For most of the summer, I found the airport to be quieter than previous years, and I complimented the Noise Management Office for their efforts to keep airport noise to a minimum. Their efforts really are appreciated, but they don’t solve all the problems.
The airport did implement one noise management policy which helped reduce noise a lot – No Engine Run-ups before 8am and after 10pm (9am-9pm on weekends). This policy has made a huge improvement in neighbourhood noise. For this, we are thankful.
But as we now know, airport noise is at its worst when there’s a heavy cloud cover and winds in our direction. Last night, weather conditions were terrible for noise. Perhaps the less noisy summer was due to Toronto’s hot days, without much cloud cover, instead of the airport’s efforts at noise management. We’ll keep collecting noise data until we understand the airport noise problem better.
Regarding last night, I would ask a question. Why is the island airport allowed to schedule construction overnight? On dry, non-windy nights, we don’t hear much noise, but last night was excruciatingly painful. It’s not possible to predict the weather for construction, but this is an example of how overnight noise permits are a problem.
Why can’t the airport do what every other law-abiding business has to do, and stop its business operations during working hours, to do its construction projects? Why does this airport get special privileges that no one else gets, which allow it to make noise all night, while not paying its fair share of taxes?
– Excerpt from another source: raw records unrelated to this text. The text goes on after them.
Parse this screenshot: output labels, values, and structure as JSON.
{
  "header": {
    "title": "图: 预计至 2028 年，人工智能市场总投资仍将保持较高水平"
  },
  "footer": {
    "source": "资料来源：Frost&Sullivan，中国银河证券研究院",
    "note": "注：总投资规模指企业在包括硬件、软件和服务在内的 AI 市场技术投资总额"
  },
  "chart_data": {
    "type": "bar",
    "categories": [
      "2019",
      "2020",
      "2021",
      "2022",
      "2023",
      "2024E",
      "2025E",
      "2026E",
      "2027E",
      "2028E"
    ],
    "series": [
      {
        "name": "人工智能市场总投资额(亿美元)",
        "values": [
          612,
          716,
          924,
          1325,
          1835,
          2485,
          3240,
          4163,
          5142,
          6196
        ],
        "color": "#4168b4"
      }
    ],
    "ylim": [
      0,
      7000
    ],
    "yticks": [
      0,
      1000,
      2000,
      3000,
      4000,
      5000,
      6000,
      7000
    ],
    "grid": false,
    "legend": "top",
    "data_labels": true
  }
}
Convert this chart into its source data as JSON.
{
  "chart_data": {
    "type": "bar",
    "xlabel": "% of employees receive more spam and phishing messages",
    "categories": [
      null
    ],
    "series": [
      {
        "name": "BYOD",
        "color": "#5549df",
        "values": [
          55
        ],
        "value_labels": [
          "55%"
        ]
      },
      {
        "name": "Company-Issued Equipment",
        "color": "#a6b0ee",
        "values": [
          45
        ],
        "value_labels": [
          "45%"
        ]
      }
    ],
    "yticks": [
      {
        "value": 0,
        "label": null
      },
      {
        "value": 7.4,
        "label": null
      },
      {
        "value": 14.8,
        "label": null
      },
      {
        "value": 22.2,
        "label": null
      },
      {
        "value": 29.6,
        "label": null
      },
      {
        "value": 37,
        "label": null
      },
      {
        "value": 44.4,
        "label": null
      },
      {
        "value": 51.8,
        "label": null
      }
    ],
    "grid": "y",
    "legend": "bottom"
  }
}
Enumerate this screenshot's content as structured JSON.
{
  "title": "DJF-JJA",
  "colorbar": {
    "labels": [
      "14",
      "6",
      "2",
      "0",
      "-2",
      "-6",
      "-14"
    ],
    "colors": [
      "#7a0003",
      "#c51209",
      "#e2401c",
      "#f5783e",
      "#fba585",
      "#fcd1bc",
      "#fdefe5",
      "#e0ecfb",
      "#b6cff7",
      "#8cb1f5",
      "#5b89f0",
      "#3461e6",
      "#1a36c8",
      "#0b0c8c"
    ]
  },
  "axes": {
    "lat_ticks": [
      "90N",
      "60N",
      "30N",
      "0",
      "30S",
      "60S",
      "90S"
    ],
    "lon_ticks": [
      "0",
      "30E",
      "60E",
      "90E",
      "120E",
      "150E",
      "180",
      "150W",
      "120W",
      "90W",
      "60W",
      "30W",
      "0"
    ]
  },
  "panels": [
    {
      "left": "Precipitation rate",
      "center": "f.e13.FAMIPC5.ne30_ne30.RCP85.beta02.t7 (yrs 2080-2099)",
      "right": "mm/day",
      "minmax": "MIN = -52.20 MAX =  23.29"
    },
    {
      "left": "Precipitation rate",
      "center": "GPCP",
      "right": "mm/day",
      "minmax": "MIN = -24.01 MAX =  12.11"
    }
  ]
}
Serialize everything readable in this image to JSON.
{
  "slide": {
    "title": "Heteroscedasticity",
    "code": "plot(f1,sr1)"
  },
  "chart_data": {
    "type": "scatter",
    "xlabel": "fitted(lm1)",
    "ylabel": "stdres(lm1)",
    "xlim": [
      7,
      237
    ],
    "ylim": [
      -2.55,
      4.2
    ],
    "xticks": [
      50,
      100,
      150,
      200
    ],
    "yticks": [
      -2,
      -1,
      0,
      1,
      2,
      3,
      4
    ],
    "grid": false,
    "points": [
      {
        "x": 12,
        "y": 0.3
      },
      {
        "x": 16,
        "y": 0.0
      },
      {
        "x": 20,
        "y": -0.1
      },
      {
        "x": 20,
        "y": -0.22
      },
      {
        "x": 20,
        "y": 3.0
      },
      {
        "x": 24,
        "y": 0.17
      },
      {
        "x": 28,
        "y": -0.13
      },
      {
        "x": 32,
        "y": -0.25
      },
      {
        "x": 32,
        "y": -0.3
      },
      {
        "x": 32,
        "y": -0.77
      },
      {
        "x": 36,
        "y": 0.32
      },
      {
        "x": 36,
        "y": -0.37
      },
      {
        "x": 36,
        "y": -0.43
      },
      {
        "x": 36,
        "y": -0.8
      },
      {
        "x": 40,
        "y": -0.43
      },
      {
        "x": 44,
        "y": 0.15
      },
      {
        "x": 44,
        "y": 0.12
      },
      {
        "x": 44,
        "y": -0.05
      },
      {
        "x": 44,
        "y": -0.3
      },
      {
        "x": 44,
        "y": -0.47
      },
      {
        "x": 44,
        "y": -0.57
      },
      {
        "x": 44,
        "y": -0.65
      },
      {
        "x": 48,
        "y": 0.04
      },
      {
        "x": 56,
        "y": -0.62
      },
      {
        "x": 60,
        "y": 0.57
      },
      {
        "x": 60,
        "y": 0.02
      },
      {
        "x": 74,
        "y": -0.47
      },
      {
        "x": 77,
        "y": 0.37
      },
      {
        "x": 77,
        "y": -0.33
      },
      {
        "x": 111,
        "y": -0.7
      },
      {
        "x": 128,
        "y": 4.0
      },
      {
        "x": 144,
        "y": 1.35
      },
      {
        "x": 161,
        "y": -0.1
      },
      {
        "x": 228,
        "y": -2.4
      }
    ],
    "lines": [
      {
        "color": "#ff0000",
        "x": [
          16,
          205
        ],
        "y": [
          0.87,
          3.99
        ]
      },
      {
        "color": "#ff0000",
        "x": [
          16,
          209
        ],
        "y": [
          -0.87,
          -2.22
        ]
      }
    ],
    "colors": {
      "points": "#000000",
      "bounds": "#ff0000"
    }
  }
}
Perhaps our only hope for addressing the unfairness of the island airport situation is to look forward to 2033, when the Tripartite Agreement can be cancelled, and island airport lands can be returned to the city as public parkland.
As City Councillor, you have said that downtown Toronto lacks public park spaces. Perhaps one solution is to plan for the closing of the island airport, and give the people back this valuable parkland. Please don’t renew the Tripartite Agreement.